Europe’s coronavirus death toll jumped above 30,000 and the EU’s economy has been severely hit by the crisis. However, European leaders have been squabbling over a push by Italy, Spain, Portugal and France to issue joint “coronabonds” to help finance an economic stimulus and weather the crisis. “It is clear that the European Union is an egoistic coalition,” Mr Mélenchon, a member of the French parliament and president of the leftist France Unbowed party, told France Info radio.
“Today, Europe does not exist; it is playing no role in this health crisis.
“The bloc is irrelevant and should be left to sleep in a corner.”
His harsh remarks were echoed by European Commission chief Ursula von der Leyen, who today called for more solidarity at the EU level to fight the coronavirus pandemic and warned differences between the bloc’s 27 member states were putting everyone at risk.
In a letter published in Italian daily La Repubblica, Ms von der Leyen said too many European countries had focused on their own problems in the first days of the health crisis, which “was harmful and could have been avoided”.
“Only solidarity will allow us to emerge from this crisis,” she continued. “The distance between European nations puts everyone at risk.”
She added the EU executive would allocate up to 100 billion euros (£87.9 billion) to the hardest hit countries, starting with Italy, to make up for reduction in wages and save jobs.

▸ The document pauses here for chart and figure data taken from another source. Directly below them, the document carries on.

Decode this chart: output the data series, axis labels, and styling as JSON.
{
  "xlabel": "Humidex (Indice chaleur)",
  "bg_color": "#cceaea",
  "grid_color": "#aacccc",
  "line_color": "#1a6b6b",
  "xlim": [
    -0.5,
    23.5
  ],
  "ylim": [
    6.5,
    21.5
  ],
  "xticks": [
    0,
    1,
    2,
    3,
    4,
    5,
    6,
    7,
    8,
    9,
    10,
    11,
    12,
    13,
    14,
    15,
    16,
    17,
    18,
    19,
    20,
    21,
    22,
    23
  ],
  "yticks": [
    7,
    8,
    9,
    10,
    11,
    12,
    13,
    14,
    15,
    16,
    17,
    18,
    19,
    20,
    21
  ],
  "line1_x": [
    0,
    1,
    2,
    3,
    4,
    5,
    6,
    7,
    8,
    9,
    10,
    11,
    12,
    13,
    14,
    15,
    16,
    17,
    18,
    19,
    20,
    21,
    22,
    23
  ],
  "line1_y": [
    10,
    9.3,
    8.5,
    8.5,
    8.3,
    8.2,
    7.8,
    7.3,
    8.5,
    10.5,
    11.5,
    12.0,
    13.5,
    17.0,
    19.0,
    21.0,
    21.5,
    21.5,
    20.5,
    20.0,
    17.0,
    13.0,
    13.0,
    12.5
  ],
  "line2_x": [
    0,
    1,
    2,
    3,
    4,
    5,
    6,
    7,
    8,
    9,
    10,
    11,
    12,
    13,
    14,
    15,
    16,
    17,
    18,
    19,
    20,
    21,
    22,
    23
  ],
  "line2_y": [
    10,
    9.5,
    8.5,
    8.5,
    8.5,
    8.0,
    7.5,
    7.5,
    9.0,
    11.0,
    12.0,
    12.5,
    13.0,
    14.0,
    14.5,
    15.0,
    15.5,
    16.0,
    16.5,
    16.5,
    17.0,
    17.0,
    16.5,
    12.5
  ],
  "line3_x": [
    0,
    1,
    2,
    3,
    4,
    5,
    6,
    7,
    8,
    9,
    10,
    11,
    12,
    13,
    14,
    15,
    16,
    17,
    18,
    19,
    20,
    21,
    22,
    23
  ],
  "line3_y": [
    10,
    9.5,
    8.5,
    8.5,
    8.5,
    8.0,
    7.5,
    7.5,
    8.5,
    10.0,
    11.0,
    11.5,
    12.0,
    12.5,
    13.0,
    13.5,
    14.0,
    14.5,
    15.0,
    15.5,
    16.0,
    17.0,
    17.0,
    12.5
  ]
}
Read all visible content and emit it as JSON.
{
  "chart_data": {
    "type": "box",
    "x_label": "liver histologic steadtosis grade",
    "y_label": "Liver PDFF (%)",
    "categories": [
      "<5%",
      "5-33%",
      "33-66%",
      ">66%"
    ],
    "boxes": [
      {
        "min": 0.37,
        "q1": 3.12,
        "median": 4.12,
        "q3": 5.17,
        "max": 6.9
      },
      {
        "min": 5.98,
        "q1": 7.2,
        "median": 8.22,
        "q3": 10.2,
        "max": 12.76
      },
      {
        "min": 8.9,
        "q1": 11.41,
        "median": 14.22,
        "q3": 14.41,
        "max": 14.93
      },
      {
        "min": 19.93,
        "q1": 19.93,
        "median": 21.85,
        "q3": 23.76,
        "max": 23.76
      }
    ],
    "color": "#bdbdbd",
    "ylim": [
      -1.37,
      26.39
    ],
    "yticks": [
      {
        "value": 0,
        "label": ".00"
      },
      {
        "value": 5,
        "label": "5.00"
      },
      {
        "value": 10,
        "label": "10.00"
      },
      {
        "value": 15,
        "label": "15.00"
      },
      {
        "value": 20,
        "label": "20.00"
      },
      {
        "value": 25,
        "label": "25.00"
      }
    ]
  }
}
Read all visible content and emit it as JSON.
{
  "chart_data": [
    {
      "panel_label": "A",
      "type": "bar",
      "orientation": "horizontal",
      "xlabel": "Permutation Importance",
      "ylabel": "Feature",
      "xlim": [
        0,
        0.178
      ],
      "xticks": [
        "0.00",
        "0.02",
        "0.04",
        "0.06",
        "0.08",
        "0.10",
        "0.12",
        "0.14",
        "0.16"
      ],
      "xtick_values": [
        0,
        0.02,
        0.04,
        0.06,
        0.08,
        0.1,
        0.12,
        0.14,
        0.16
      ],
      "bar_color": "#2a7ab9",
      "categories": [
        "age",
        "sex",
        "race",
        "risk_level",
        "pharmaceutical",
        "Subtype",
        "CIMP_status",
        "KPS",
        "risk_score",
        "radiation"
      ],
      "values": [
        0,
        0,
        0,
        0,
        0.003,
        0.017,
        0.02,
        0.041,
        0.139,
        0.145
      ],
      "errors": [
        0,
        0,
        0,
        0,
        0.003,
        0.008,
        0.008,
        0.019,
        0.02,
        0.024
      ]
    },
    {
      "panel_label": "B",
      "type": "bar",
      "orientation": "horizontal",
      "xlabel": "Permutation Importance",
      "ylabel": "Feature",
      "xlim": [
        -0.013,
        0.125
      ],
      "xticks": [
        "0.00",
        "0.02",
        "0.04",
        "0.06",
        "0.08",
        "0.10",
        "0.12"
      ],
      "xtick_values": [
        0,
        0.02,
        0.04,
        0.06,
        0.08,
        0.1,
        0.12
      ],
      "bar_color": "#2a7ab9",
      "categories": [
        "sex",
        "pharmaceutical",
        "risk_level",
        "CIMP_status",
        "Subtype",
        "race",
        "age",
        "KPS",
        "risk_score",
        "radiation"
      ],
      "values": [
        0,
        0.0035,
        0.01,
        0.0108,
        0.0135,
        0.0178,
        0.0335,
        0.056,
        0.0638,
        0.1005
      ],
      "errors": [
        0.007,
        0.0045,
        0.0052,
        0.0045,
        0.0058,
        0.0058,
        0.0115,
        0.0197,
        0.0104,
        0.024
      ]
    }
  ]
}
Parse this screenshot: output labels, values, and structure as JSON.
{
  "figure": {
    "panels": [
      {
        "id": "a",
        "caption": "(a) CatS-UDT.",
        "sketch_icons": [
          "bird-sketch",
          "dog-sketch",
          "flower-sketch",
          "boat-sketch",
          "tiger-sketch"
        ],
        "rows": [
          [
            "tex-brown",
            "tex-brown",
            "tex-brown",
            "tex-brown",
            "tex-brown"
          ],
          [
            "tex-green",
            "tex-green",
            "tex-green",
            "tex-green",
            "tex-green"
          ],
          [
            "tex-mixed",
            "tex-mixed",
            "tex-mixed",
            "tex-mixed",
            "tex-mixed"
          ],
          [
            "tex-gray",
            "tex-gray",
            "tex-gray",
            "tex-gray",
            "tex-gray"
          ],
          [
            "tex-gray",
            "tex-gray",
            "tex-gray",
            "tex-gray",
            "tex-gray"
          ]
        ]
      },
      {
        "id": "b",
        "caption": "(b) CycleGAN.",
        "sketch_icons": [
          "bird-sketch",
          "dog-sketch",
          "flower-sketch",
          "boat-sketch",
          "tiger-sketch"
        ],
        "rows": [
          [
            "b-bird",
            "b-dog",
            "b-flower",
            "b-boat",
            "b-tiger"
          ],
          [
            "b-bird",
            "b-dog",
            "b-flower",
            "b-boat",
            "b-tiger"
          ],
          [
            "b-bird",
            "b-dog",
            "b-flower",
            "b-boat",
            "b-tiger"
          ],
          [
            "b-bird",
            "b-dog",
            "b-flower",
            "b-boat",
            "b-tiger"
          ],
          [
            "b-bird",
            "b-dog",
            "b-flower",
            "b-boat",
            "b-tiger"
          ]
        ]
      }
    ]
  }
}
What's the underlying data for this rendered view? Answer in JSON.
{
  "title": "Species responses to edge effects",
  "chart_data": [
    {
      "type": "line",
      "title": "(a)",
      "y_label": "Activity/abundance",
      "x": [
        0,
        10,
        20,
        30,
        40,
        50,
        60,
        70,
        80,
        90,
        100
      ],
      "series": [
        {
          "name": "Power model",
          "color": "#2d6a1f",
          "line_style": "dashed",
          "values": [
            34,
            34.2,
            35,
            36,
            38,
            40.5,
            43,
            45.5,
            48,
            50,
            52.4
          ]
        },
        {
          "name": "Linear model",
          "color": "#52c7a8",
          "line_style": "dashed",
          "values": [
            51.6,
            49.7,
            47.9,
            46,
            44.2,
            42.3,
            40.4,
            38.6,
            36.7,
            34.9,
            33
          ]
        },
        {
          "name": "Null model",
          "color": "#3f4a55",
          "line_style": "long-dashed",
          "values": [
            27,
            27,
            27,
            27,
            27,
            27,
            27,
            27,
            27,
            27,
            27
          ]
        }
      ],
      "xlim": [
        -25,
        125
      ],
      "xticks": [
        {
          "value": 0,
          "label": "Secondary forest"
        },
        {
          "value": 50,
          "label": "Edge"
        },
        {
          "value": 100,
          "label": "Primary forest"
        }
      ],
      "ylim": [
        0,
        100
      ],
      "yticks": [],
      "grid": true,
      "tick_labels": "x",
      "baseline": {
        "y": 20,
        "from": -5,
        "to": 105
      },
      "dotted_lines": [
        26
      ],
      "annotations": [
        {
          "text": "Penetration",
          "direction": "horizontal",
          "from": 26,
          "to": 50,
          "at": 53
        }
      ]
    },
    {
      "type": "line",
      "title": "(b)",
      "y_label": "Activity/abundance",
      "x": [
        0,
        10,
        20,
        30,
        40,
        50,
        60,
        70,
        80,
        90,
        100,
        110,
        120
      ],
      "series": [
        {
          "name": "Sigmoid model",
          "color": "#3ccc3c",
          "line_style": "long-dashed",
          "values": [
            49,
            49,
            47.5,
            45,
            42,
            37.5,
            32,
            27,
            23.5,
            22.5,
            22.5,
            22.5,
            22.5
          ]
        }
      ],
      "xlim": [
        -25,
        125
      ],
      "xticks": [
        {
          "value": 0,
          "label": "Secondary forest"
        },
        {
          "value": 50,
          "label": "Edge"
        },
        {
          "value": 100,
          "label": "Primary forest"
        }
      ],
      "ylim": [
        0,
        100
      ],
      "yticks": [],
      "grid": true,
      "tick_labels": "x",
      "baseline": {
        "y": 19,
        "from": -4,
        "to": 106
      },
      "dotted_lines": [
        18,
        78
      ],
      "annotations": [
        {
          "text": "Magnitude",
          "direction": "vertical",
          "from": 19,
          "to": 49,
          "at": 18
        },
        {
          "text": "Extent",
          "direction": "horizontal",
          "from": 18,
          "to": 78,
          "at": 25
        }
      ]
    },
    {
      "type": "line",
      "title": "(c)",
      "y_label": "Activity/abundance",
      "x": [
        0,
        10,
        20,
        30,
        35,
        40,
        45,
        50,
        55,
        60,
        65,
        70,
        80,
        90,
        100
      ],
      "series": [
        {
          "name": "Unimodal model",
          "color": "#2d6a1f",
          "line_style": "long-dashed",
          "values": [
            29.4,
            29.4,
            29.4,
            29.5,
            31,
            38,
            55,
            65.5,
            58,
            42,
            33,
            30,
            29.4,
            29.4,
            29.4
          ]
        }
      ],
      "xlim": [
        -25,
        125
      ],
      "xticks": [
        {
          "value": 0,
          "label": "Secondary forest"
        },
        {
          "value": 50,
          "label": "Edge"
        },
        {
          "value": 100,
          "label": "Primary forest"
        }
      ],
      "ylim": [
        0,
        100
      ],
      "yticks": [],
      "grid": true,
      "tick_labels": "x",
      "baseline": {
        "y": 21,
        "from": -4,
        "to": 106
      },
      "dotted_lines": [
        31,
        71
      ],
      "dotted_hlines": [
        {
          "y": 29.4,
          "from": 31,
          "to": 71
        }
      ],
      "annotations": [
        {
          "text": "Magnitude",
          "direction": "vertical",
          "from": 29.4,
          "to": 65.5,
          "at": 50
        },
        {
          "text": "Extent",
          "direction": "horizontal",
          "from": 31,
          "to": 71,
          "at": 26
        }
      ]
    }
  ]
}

The bloc’s divisions were exposed last week after leaders clashed over how to minimise the economic damage from the coronavirus outbreak, with the poorer south angered by the reluctance of the richer north to offer more support.
Tensions rose after Germany and the Netherlands rejected a push by Italy, Spain, Portugal and France to issue joint so-called “coronabonds” to help finance an economic stimulus.
The frugal northern economies said their big-spending southern neighbours could exploit the crisis to push for a pooling of eurozone government debts.
Mr Mélenchon, for his part, slammed their refusal to issue the bonds as “unreasonable” and “petty”.
The union’s richer northern economies “cannot maintain their neo-liberal dogmas when the bloc is in full crisis,” he said.
France on Wednesday reported its highest single-day death toll from Covid-19 – the respiratory illness associated with the virus –, though there were signs that the epidemic could be peaking in Europe.
Italy’s death toll, the highest in the world, climbed past 13,000; while in Spain deaths passed 9,000. The rate of new cases, however, continued to slow, offering the struggling states a glimmer of hope.
More than 900,000 people have been infected by the novel coronavirus and nearly 46,000 have died since it first emerged in the central Chinese city of Wuhan late last year, according to an AFP tally.